電気代の高騰が続くなか、自社の屋根に太陽光パネルを載せて自家消費に回したい。東京都の「地産地消型再エネ・蓄エネ設備導入促進事業」は、発電した電気をその場で使う「地産地消」型の再エネ・蓄電池導入を助成する制度です。
地産地消型再エネ・蓄エネ設備導入促進事業の要点まとめ
| 項目 | 内容 |
|---|---|
| 申請者 | 事業者(法人・個人事業主。学校法人・医療法人・社会福祉法人等も対象) |
| 制度名 | 地産地消型再エネ・蓄エネ設備導入促進事業 |
| 対象業種 | 業種不問(都内の民間事業者) |
| 利用目的 | エコ・SDGs活動支援がほしい(再エネ発電設備・蓄電池の自家消費型導入) |
| 対象地域 | 東京都内 |
| 従業員数 | 中小企業基本法上の中小企業者に該当すること(業種ごとに資本金または従業員数の上限が決まっており、製造業その他は資本金3億円以下または従業員300人以下、卸売業は1億円以下または100人以下、小売業は5,000万円以下または50人以下、サービス業は5,000万円以下または100人以下。どちらか一方を満たせば該当します)。中小企業以外の大企業等も対象ですが補助率が下がります |
| 補助上限額 | 蓄電池(併設)は上限2億円。再エネ発電設備・ガラスレス太陽光は上限額の定めなし(補助率のみ規定) |
| 補助率 | 中小企業等:再エネ発電設備3分の2以内、蓄電池4分の3以内、ガラスレス太陽光5分の4以内/大企業等:再エネ発電設備2分の1以内、蓄電池3分の2以内 |
| 申請受付 | 令和8年4月1日〜令和9年3月31日(予算額に達し次第終了) |
| 公式サイト | クール・ネット東京「地産地消型再エネ・蓄エネ設備導入促進事業」 |

中小企業は補助率が優遇される
同じ制度でも、中小企業と大企業では補助率が異なり、中小企業のほうが優遇されています。
| 設備 | 中小企業等 | 大企業等 |
|---|---|---|
| 再エネ発電設備 | 3分の2以内 | 2分の1以内 |
| 蓄電池(併設・上限2億円) | 4分の3以内 | 3分の2以内 |
| ガラスレス太陽光 | 5分の4以内 | — |
例えば、工場の屋根に太陽光パネルを設置し、あわせて蓄電池を導入する場合、中小企業なら太陽光は3分の2、蓄電池は4分の3の補助を受けられます。設備費が太陽光1,000万円・蓄電池500万円なら、太陽光は約667万円、蓄電池は375万円の補助となり、合計で1,000万円以上が補助される計算です。
対象になる設備の条件
対象になるのは、FIT制度・FIP制度に認定申請していない設備です。売電を前提にした認定設備は対象外で、あくまで発電した電気を自社で使う「自家消費型」が条件になります。蓄電池は定置用に限られ、可搬式のポータブル電源は対象になりません。都外に設備を設置する場合は、得られた環境価値を都内事業所で自ら利用することが条件です。
よくある質問
太陽光パネルだけで、蓄電池は導入しない場合も対象になりますか?
対象になります。再エネ発電設備単独でも申請できます。蓄電池を併設する場合に、蓄電池分の上限2億円という枠が別途設けられています。

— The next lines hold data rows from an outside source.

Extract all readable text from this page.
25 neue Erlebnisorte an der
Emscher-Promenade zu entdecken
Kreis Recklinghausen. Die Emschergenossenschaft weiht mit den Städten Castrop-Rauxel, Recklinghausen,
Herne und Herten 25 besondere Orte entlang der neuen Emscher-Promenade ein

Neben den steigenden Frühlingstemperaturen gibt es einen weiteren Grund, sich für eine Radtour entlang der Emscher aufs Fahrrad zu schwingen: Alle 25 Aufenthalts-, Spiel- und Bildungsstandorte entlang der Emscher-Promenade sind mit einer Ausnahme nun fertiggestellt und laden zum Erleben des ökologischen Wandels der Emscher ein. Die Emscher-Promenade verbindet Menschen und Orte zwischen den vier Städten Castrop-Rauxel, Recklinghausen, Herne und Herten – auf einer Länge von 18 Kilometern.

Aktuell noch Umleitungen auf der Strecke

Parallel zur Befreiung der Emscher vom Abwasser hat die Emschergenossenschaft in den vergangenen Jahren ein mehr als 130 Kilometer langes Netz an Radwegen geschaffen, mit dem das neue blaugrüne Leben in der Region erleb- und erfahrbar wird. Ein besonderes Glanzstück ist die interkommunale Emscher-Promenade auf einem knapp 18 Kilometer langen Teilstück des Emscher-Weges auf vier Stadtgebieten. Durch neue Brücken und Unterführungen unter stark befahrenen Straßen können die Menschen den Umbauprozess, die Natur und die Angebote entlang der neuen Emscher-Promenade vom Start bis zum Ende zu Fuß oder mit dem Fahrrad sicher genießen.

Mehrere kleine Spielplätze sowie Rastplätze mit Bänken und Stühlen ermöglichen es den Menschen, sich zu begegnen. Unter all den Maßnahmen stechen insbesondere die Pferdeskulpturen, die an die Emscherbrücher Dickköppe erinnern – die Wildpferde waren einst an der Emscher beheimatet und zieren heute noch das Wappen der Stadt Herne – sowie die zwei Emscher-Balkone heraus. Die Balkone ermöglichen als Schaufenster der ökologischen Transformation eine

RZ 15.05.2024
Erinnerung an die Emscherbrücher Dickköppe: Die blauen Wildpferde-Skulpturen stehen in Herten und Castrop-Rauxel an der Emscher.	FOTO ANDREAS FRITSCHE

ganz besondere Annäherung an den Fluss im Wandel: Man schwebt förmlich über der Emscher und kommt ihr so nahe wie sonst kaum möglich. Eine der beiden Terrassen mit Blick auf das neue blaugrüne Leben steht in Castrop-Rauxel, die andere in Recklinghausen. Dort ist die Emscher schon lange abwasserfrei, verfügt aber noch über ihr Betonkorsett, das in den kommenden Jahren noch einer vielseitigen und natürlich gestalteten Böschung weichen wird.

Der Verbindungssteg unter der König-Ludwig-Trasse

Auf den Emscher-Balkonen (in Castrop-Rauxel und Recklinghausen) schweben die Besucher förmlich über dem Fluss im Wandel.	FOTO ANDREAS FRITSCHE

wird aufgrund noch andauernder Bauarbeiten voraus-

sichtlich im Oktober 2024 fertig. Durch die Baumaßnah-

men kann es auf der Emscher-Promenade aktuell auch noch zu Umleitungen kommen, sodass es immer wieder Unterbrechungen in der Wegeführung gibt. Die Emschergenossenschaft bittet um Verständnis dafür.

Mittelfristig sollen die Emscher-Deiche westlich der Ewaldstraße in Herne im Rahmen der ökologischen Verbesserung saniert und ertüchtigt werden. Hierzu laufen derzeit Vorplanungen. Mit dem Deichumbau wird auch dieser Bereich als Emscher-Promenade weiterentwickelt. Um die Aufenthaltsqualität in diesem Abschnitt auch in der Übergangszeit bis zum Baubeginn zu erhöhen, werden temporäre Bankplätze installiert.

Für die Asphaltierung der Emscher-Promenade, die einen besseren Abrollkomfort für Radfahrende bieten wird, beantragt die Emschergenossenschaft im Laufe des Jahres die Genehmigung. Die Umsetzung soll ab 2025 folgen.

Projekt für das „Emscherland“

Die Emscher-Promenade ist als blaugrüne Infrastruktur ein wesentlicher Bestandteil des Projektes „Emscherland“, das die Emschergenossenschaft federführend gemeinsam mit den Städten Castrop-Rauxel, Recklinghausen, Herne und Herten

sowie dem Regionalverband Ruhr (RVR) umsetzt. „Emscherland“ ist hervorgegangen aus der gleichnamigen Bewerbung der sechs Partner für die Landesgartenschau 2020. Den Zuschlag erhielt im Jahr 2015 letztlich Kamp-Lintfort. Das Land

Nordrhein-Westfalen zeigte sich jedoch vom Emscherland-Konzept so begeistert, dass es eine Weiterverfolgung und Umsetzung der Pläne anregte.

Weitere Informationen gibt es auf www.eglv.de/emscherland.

すでにFIT認定を受けている設備を蓄電池だけ後付けする場合は対象ですか?
対象外です。FIT・FIP制度に認定申請していない設備であることが条件のため、売電目的で認定を受けた既存設備には使えません。
予算はどのくらいの時期になくなりやすいですか?
公式ページには具体的な執行状況の記載がありません。予算額に達し次第終了する制度のため、導入を検討している場合は早めにクール・ネット東京(03-5990-5067)へ相談することをおすすめします。